Florida man accused of requesting mail-in ballot for dead wife
"I feel like I haven't done anything wrong," said the Sarasota resident and registered Democrat.
Police have charged a Florida man with a felony, alleging he had requested a mail-in ballot for his wife, who died in 2018.
Sarasota resident Larry Wiggins, 62, a registered Democrat, said he was simply testing the system.
After being charged and released from jail, Wiggins told Tampa's WFLA-TV, "I heard so much about ballots being sent in and people just having found them in different places. I feel like I haven't done anything wrong."
According to the arrest report, election officials received two applications for vote-by-mail ballots for Wiggins and his wife, Ursula Wiggins, who died in 2018.
Manatee Supervisor of Elections Mike Bennett said staff did a routine check and found "notable discrepancies in the handwriting on the ballot request form when compared to the signature they had on file," the TV station also reported.
Wiggins admitted that he sent the application, but said he wasn't trying to impersonate his late wife's signature.

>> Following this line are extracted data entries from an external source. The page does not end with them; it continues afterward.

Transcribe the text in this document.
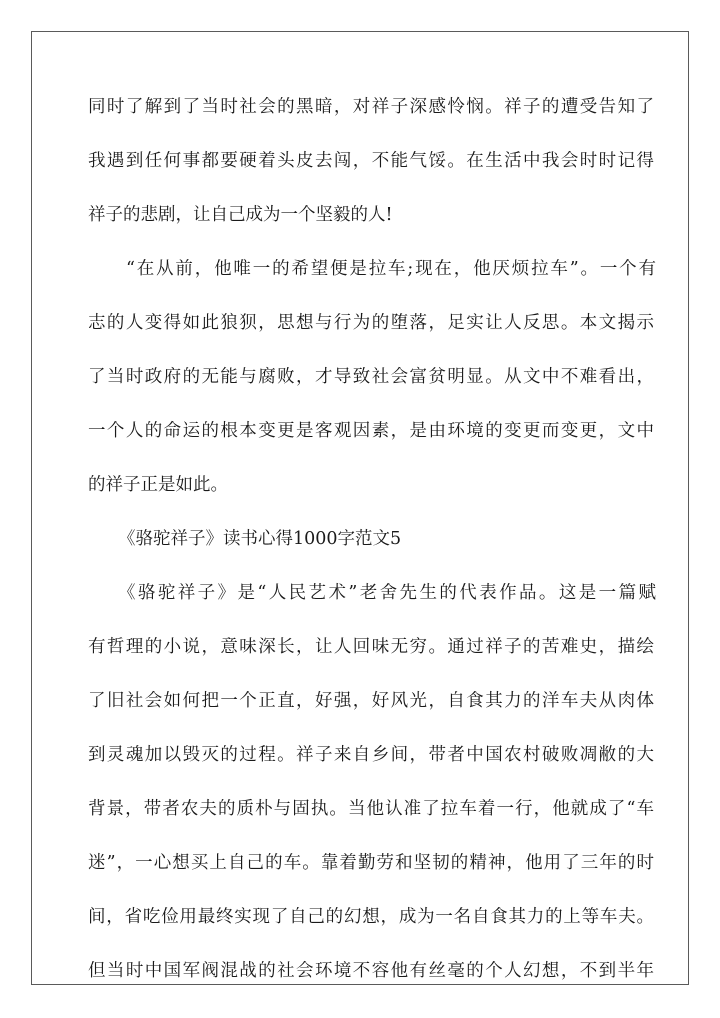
同时了解到了当时社会的黑暗，对祥子深感怜悯。祥子的遭受告知了
我遇到任何事都要硬着头皮去闯，不能气馁。在生活中我会时时记得
祥子的悲剧，让自己成为一个坚毅的人!
“在从前，他唯一的希望便是拉车;现在，他厌烦拉车”。一个有
志的人变得如此狼狈，思想与行为的堕落，足实让人反思。本文揭示
了当时政府的无能与腐败，才导致社会富贫明显。从文中不难看出，
一个人的命运的根本变更是客观因素，是由环境的变更而变更，文中
的祥子正是如此。
《骆驼祥子》读书心得1000字范文5
《骆驼祥子》是“人民艺术”老舍先生的代表作品。这是一篇赋
有哲理的小说，意味深长，让人回味无穷。通过祥子的苦难史，描绘
了旧社会如何把一个正直，好强，好风光，自食其力的洋车夫从肉体
到灵魂加以毁灭的过程。祥子来自乡间，带者中国农村破败凋敝的大
背景，带者农夫的质朴与固执。当他认准了拉车着一行，他就成了“车
迷”，一心想买上自己的车。靠着勤劳和坚韧的精神，他用了三年的时
间，省吃俭用最终实现了自己的幻想，成为一名自食其力的上等车夫。
但当时中国军阀混战的社会环境不容他有丝毫的个人幻想，不到半年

"I said well, 'Let me just send it in and see what's going to happen to see if they're actually going to send a ballot for her to vote,'"
“It really maybe hasn't set in on me totally," Wiggins told the TV station, adding that while he's a Democrat he supports President Trump.
Trump has repeatedly questioned the veracity of mail-in voting.
Bennett, for his part, told the Sarasota Herald-Tribune: "He wanted to test the system. He did test the system, and guess what? It worked."
"The amount of fraud committed in Florida in elections is very small," Bennett also said. "People complain that vote by mail is crooked; it's not, we catch them, we verify it, and any supervisor of elections in the state of Florida I know is just as conscious about it as I am."